We found that the total perforation rate of upper thoracic spine (T1–T6) was 12.3% (Table 2) which is comparable to the open method of pedicle screw placements. 36,39 –46 Despite none of the perforations caused screw-related complications in this study, there were a grade 2 medial perforation which may result in neurologic complications and a grade 2 as well as a grade 3 (Figure 3) anterior perforation which may risk injury to mediastinal visceral structures. O’Brien et al. 47 had reported a case of oesophageal injury after instrumentation of the T3 vertebrae due to backward pressure from the endotracheal tube and trachea that pushed the oesophagus unto the tip of the anterior perforated screws. Belmont et al. 39 had reported a higher incidence of anterior perforation from T1 to T4 vertebra compared to T5 to T12 with open pedicle screw placement. Open pedicle screws placement allows palpation and sounding of the anterior vertebral cortex with a blunt probe but this is not possible for percutaneous pedicle screw placement. The depth of percutaneous pedicle screw placement depends on pre-operative screw length estimation on CT scans and intra-operative fluoroscope images. Therefore, determining the length and the depth of percutaneous pedicle screws during surgery remains to be a great challenge in the upper thoracic levels as lateral fluoroscope images may be unclear due to obstruction by the shoulder girdle or the rib cage. We advise placement of shorter screws (from planned pre-operative screw length) when the distance between the oesophagus and the anterior vertebral body is small or when there is uncertainty in the screw depth during surgery.

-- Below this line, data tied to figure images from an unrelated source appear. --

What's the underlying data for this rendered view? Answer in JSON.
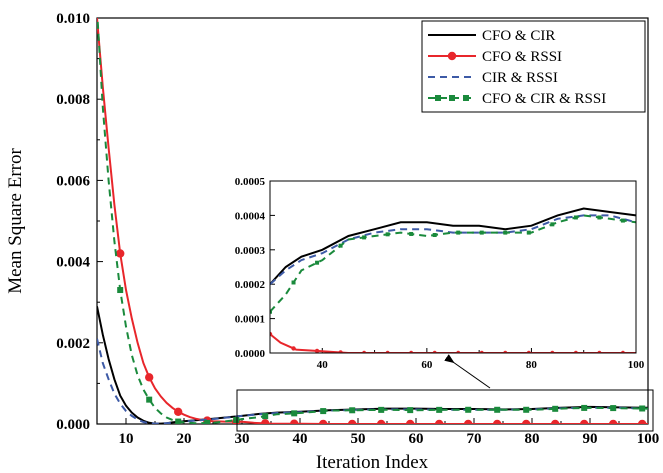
{
  "chart_data": {
    "type": "line",
    "xlabel": "Iteration Index",
    "ylabel": "Mean Square Error",
    "xlim": [
      5,
      100
    ],
    "ylim": [
      0,
      0.01
    ],
    "xticks": [
      "10",
      "20",
      "30",
      "40",
      "50",
      "60",
      "70",
      "80",
      "90",
      "100"
    ],
    "yticks": [
      "0.000",
      "0.002",
      "0.004",
      "0.006",
      "0.008",
      "0.010"
    ],
    "legend_position": "top-right",
    "grid": false,
    "series": [
      {
        "name": "CFO & CIR",
        "color": "#000000",
        "style": "solid",
        "x": [
          5,
          6,
          7,
          8,
          9,
          10,
          11,
          12,
          13,
          14,
          15,
          16,
          17,
          18,
          20,
          25,
          30,
          33,
          36,
          40,
          45,
          50,
          55,
          60,
          65,
          70,
          75,
          80,
          85,
          90,
          95,
          100
        ],
        "y": [
          0.0029,
          0.0022,
          0.0016,
          0.0011,
          0.0007,
          0.00045,
          0.00028,
          0.00016,
          8e-05,
          3e-05,
          1e-05,
          1e-05,
          2e-05,
          4e-05,
          7e-05,
          0.00013,
          0.0002,
          0.00025,
          0.00028,
          0.0003,
          0.00034,
          0.00036,
          0.00038,
          0.00038,
          0.00037,
          0.00037,
          0.00036,
          0.00037,
          0.0004,
          0.00042,
          0.00041,
          0.0004
        ]
      },
      {
        "name": "CFO & RSSI",
        "color": "#e8262b",
        "style": "solid-marker",
        "x": [
          5,
          6,
          7,
          8,
          9,
          10,
          11,
          12,
          13,
          14,
          15,
          16,
          17,
          18,
          19,
          20,
          21,
          22,
          23,
          24,
          25,
          27,
          30,
          32,
          35,
          40,
          45,
          50,
          55,
          60,
          65,
          70,
          75,
          80,
          85,
          90,
          95,
          100
        ],
        "y": [
          0.01,
          0.0083,
          0.0068,
          0.0054,
          0.0042,
          0.0033,
          0.0026,
          0.002,
          0.0015,
          0.00115,
          0.00088,
          0.00068,
          0.00052,
          0.0004,
          0.0003,
          0.00023,
          0.00017,
          0.00013,
          0.0001,
          8.5e-05,
          7e-05,
          6e-05,
          5.5e-05,
          3e-05,
          1e-05,
          5e-06,
          0,
          0,
          0,
          0,
          0,
          0,
          0,
          0,
          0,
          0,
          0,
          0
        ]
      },
      {
        "name": "CIR & RSSI",
        "color": "#3d5aa6",
        "style": "dashed",
        "x": [
          5,
          6,
          7,
          8,
          9,
          10,
          11,
          12,
          13,
          14,
          15,
          16,
          18,
          20,
          25,
          30,
          33,
          36,
          40,
          45,
          50,
          55,
          60,
          65,
          70,
          75,
          80,
          85,
          90,
          95,
          100
        ],
        "y": [
          0.0021,
          0.0015,
          0.0011,
          0.00075,
          0.0005,
          0.00032,
          0.0002,
          0.00011,
          5e-05,
          2e-05,
          1e-05,
          1e-05,
          3e-05,
          6e-05,
          0.00012,
          0.0002,
          0.00024,
          0.00027,
          0.00029,
          0.00033,
          0.00035,
          0.00036,
          0.00036,
          0.00035,
          0.00035,
          0.00035,
          0.00036,
          0.00039,
          0.0004,
          0.0004,
          0.00038
        ]
      },
      {
        "name": "CFO & CIR & RSSI",
        "color": "#1a8a3c",
        "style": "dashed-marker",
        "x": [
          5,
          6,
          7,
          8,
          9,
          10,
          11,
          12,
          13,
          14,
          15,
          16,
          17,
          18,
          19,
          20,
          22,
          25,
          28,
          30,
          33,
          36,
          40,
          45,
          50,
          55,
          60,
          65,
          70,
          75,
          80,
          85,
          90,
          95,
          100
        ],
        "y": [
          0.0102,
          0.0078,
          0.006,
          0.0045,
          0.0033,
          0.0024,
          0.0017,
          0.0012,
          0.00085,
          0.0006,
          0.0004,
          0.00026,
          0.00016,
          0.0001,
          6e-05,
          4e-05,
          2e-05,
          3e-05,
          8e-05,
          0.00012,
          0.00017,
          0.00024,
          0.00027,
          0.00033,
          0.00034,
          0.00035,
          0.00034,
          0.00035,
          0.00035,
          0.00035,
          0.00035,
          0.00038,
          0.0004,
          0.00039,
          0.00038
        ]
      }
    ],
    "inset": {
      "xlim": [
        30,
        100
      ],
      "ylim": [
        0,
        0.0005
      ],
      "xticks": [
        "40",
        "60",
        "80",
        "100"
      ],
      "yticks": [
        "0.0000",
        "0.0001",
        "0.0002",
        "0.0003",
        "0.0004",
        "0.0005"
      ]
    }
  }
}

There were several limitations in this study. This was a retrospective study and patients who had no CT scan post-operatively were excluded. The amount of radiation exposure to patient and operative room personnel was not reported. Peri-operative and intra-operative complications that occurred (e.g. wound infections, urinary tract infections, lung infections and complications, etc.) but not related to screw breach were not included in this study. The number of screws assessed was small especially at T112 and T228 and further studies with larger series of screws may be needed.
Conclusion
Despite the comparable perforation rates to open pedicle screws, fluoroscopic guided percutaneous pedicle screws of the upper thoracic spine (T1–T6) are technically more demanding and carry potential risks of serious complications. Extra precautions need to be taken at T1 and T2 levels, due to high medial pedicular angulation and obstruction of lateral fluoroscopic images by the shoulder girdle and at T4–T6 levels, due to smaller pedicular width.
Footnotes
Declaration of conflicting interests
The author(s) declared no potential conflicts of interest with respect to the research, authorship, and/or publication of this article.
Funding
The author(s) disclosed receipt of the following financial support for the research, authorship, and/or publication of this article: Nils Hansen-Algenstaedt receives financial/material support (royalties, patents, etc.) from Globus Medical, Stryker and SpineArt. He is an active consultant for SpineArt, DepuySynthes and Stryker. He used to be an active consultant for Globus Medical and Vexim.